Cada pergunta dessas deve ser feita em profundidade, questionando os “senãos”. Responder é fácil, mas verifique se as respostas condizem com a verdade, perguntando para outros pais da escola e principalmente para os alunos.Dê um passeio pela escola e verifique a postura dos alunos em classe. Sentem-se a vontade ou com medo? Estão interessados ou loucos para sair dali? Numa palestra da ASCD (Association for Supervision and Curriculum Development), o educador Alan November disse que o melhor teste para conhecer a competência de um professor é tirá-lo da classe e ver o que acontece com os alunos. Se a classe permanecer como estava o professor é bom; se virar uma bagunça esse professor tem muito a aprender.

 

 Precisamos mudar um importante paradigma para o bem dos nossos filhos. Uma escola que valoriza o desenvolvimento do aluno é uma escola que escolheu a difícil tarefa de ensinar a aprender e provavelmente fará o seu filho obter os melhores resultados nos exames. Mudar um paradigma qualquer não é uma tarefa fácil. Portanto, proponho que  entendamos a importância dessa escolha e  dediquemos tempo estudando o que há nesse caminho. Além das idéias acima, sugiro a leitura de mais 5  bons livros:

1. Presença – Peter Senge, Otto Sharmer, Joseph Jaworski e Betty Flowers – trata do processo de aprendizagem. Imperdível!

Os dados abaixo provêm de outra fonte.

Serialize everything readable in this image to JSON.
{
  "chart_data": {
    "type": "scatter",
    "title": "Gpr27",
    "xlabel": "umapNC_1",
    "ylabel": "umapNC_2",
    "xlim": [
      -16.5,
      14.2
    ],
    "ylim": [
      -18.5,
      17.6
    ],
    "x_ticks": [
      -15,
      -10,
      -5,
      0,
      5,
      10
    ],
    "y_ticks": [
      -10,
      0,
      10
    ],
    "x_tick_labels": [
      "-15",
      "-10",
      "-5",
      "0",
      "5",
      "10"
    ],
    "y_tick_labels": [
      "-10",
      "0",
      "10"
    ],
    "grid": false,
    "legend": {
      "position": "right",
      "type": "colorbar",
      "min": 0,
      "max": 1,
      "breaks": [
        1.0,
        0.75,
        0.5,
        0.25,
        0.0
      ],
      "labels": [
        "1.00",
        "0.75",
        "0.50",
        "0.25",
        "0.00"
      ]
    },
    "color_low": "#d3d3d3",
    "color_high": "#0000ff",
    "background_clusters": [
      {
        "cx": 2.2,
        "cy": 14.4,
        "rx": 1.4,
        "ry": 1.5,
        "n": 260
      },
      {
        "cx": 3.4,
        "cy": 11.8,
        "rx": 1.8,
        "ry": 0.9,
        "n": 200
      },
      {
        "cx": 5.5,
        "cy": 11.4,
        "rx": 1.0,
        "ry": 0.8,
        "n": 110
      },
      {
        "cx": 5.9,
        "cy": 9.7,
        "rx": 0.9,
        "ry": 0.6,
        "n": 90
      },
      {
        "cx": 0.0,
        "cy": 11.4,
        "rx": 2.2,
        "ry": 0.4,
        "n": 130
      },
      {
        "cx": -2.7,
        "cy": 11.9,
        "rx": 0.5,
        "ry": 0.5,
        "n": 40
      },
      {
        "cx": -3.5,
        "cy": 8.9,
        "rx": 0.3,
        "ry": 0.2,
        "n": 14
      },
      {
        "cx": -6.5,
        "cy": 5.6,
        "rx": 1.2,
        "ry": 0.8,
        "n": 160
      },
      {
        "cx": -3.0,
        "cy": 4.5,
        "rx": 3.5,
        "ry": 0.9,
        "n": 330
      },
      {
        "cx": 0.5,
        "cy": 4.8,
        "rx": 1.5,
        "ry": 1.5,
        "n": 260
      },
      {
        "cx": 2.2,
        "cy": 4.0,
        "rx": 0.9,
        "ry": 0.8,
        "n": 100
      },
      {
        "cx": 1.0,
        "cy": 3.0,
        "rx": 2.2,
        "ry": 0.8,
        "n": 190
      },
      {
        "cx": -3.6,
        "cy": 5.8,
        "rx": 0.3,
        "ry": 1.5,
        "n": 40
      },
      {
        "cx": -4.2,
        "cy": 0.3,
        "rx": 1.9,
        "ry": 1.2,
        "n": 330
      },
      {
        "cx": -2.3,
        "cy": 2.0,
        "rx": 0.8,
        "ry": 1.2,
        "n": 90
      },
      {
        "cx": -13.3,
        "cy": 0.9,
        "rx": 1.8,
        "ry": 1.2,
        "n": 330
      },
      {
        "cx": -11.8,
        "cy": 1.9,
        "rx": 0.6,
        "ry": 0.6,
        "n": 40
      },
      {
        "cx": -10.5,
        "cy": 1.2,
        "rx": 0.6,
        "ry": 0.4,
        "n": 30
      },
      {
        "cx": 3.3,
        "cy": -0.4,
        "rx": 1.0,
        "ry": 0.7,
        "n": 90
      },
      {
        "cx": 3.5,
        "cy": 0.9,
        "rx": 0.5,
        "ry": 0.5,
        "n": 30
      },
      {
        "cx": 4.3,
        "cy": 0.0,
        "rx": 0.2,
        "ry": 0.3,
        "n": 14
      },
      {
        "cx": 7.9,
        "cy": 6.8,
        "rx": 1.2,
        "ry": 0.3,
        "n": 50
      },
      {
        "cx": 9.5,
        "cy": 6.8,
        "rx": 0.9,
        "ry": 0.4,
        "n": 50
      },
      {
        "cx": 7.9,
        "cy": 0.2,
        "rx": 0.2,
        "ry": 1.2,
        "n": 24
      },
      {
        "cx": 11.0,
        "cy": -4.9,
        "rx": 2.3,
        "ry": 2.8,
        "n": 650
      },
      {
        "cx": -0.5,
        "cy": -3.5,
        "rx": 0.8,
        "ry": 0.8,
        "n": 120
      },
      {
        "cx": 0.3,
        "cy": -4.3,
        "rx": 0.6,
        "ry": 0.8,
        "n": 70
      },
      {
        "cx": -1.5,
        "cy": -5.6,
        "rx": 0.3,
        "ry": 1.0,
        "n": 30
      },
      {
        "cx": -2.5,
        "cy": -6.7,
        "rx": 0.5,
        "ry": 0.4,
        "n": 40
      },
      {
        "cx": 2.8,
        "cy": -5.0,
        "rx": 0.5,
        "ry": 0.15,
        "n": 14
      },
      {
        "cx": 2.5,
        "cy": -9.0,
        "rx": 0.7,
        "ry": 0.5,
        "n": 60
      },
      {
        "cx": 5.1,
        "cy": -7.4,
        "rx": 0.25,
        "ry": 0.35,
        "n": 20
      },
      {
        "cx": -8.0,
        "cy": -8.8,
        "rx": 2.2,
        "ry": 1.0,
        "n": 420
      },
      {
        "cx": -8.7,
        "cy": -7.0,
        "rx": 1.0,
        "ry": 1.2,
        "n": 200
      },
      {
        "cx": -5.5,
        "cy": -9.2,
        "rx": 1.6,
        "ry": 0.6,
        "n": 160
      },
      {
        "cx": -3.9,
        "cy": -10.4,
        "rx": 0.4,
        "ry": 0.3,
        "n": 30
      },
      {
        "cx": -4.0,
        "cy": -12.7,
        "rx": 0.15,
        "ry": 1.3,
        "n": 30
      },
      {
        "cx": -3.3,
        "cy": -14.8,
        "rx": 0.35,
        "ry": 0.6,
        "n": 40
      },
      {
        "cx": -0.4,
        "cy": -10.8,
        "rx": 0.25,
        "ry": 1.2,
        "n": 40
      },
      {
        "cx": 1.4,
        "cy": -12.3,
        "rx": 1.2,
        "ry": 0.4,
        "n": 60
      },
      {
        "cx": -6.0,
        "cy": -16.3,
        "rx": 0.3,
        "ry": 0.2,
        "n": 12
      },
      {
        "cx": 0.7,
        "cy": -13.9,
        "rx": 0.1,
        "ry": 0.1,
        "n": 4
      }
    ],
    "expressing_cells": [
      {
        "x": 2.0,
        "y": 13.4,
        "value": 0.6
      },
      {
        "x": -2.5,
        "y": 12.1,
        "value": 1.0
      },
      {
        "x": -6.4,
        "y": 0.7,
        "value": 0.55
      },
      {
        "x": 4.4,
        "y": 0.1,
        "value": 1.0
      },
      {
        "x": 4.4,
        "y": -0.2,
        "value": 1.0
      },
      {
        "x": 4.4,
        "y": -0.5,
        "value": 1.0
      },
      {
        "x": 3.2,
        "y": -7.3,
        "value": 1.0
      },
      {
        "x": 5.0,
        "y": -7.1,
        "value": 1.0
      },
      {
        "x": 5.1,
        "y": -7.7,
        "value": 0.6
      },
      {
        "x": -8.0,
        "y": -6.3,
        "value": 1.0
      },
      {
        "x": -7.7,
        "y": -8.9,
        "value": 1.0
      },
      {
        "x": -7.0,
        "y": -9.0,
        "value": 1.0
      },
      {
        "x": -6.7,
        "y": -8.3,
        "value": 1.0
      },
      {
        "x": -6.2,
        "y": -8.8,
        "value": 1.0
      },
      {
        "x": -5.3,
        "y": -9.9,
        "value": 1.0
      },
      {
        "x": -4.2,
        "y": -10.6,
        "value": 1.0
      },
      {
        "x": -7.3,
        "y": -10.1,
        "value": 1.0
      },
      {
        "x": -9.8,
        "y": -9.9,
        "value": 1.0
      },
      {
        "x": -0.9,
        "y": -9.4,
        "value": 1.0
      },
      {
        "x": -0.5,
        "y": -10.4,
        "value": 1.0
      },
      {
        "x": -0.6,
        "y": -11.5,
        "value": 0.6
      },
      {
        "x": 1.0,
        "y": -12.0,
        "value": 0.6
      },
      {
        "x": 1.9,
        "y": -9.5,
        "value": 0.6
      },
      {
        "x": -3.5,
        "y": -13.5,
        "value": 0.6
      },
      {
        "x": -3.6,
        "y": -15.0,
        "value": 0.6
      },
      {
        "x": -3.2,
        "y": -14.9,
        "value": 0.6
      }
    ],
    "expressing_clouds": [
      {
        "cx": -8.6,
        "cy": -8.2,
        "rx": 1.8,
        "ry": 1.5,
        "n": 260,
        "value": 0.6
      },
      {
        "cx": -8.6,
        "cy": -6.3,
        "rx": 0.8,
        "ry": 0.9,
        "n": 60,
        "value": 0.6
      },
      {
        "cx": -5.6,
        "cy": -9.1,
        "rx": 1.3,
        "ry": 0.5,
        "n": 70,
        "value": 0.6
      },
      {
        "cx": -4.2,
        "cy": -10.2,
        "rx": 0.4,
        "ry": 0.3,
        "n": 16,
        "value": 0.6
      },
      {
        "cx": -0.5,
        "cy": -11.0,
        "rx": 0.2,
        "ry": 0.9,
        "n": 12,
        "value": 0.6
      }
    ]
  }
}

2. Inteligência Social – Daniel Goleman – esse último livro é uma obra prima para entendimento do SER do ser humano e de nossas conexões. Leitura obrigatória!

3. A Escola que Aprende – Peter Senge – um livro definitivo para entender os “porquês” e “comos” das mudanças que as Escolas estão vivendo. Obrigatório para educadores! Se na sua escola não seguem esses ensinamentos: mude de escola já!

4. Freakonomics – Stephen Dubner e Steven Levitt – um livro que fará você nunca mais cair no conto do “senso comum”. Você verá tudo com um olhar mais real. Ajudará, de uma forma despretensiosa, a pensar “fora da caixa”. 

5. O Mundo é Plano – Thomas Friedman – reúne a visão da transformação que estamos vivendo e propõe um olhar para a educação. Leia a segunda edição revisada!

Depois de tanta reflexão, nós – pais e educadores – temos duas escolhas: continuar dormindo ou acordar. O que você escolhe?